No início deste mês, a Receita apertou a fiscalização sobre as transações dos cidadãos, com o objetivo de coibir fraudes e sonegação fiscal (entenda mais abaixo).
A medida gerou grande repercussão e uma onda de desinformação sobre o PIX nas redes sociais.
Além das fake news, golpistas aproveitaram o momento para tentar tirar dinheiro de quem usa o PIX. O governo federal já anunciou que pretende acionar a Justiça contra esses criminosos.
Segundo o ministro da Fazenda, Fernando Haddad, além da revogação da norma, o governo vai assinar uma Medida Provisória (MP) para assegurar que as transferências via PIX não podem ser tributadas.
De acordo com Haddad, volta a valer o que estava em vigor nos últimos 20 anos, antes da instrução normativa.
"Instrução está sendo revogada porque ela não pode ser usada de pretexto para desvirtuar a tramitação da MP. Não queremos que a oposição continue distorcendo essa medida", seguiu.
Ações judiciais
Mais cedo, Haddad afirmou que o governo vai acionar a Justiça contra quem está propagando fake news sobre a taxação do PIX ou aplicando golpes.
Haddad afirmou que "tem havido crimes envolvendo relações de consumo" e que a AGU foi acionada para tomar medidas judiciais. Os crimes, segundo o ministro, envolvem cobrança adicional pelo pagamento com o PIX em comércios.
Questionado sobre uma eventual campanha publicitária contra as notícias falsas, Haddad disse que "o fortalecimento do sistema financeiro está sempre na agenda".
O que foi revogado? Com a virada do ano, a Receita Federal começou a contar com novos instrumentos de fiscalização sobre as transações financeiras realizadas pelos contribuintes.
A partir de janeiro, o órgão passou a receber também dados das operadoras de cartão de crédito (carteiras digitais) e das chamadas "instituições de pagamento" — que ofertam o serviço das "maquininhas", por exemplo
As instituições de pagamento (IP) são empresas que viabilizam compra, venda e movimentação de recursos, mas não oferecem empréstimos e financiamentos a seus clientes.
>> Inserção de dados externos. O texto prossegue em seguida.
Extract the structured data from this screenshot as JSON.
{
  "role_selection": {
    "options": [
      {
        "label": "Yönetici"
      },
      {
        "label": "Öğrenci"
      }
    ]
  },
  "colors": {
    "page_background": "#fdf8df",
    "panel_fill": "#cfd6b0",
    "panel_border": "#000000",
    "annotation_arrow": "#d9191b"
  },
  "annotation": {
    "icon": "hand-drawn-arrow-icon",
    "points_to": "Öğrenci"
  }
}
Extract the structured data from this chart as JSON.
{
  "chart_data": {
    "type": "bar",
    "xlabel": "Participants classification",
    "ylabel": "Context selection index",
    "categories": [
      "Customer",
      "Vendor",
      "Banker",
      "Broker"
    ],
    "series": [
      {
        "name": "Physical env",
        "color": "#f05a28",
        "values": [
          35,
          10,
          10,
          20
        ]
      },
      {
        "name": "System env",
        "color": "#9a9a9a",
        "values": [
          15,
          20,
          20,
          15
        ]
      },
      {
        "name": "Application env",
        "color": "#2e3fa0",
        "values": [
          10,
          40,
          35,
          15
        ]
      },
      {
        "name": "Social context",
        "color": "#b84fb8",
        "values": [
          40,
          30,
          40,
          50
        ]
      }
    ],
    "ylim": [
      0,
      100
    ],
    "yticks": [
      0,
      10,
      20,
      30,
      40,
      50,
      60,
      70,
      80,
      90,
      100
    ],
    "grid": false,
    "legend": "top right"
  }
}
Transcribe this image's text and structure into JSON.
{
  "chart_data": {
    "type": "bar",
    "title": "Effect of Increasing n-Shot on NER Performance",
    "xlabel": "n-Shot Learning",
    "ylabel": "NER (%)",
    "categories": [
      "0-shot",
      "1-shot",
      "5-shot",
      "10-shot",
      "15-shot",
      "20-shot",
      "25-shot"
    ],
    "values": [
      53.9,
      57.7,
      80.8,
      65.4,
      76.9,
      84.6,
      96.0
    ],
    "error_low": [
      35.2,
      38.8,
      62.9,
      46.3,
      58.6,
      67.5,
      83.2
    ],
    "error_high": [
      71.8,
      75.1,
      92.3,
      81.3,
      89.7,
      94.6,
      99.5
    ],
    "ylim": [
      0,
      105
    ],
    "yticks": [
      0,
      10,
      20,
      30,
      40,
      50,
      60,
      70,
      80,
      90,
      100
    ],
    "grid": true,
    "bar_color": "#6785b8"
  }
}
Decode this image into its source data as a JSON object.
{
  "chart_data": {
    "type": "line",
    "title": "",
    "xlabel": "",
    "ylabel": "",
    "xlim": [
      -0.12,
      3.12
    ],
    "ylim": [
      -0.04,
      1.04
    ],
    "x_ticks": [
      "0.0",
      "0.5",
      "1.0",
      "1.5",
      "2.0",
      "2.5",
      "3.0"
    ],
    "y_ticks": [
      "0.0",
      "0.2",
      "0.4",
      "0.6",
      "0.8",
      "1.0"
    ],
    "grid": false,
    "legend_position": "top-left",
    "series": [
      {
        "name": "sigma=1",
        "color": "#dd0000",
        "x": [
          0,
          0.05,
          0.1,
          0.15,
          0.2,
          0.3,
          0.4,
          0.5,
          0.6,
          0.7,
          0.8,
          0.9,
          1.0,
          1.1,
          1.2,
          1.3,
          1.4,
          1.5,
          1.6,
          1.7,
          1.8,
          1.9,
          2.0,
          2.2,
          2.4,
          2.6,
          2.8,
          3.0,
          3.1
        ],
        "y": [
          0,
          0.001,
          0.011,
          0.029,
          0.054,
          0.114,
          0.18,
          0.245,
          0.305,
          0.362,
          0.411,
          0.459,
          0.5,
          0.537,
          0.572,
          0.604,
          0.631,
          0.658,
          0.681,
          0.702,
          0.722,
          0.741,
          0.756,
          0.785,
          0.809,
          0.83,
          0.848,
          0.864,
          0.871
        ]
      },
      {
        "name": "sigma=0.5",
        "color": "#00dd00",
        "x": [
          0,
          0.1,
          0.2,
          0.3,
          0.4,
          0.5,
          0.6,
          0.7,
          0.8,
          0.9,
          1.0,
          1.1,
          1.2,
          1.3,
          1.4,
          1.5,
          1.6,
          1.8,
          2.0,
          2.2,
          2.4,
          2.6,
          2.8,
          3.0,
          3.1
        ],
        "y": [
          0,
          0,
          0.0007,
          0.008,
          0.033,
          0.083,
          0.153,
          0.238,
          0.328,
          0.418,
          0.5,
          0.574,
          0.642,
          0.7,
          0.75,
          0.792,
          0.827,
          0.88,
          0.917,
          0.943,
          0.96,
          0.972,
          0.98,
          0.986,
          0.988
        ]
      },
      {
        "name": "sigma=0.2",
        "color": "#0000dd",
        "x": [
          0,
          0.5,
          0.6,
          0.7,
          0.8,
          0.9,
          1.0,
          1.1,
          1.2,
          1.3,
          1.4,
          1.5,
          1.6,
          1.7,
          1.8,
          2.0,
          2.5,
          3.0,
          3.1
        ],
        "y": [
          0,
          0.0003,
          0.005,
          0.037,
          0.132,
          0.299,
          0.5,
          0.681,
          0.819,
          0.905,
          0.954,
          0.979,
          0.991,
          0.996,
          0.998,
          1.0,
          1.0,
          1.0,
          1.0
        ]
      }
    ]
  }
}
Varejistas de grande porte, bancos virtuais, carteiras digitais são alguns exemplos.
Os dados só passariam a ser enviados quando o montante total movimentado, por cada tipo de operação financeira (PIX, pagamento ou investimento, por exemplo), fosse:
Até o fim de 2024, a Receita já recebia esse tipo de informação dos bancos tradicionais, públicos e privados, em operações como PIX, aplicações financeiras, seguros, planos de previdência e investimentos em ações.
A ampliação da fiscalização foi anunciada em setembro do ano passado e entrou em vigor esta semana. Mas, assim que a medida entrou em vigor, o assunto motivou o aparecimento de informações falsas.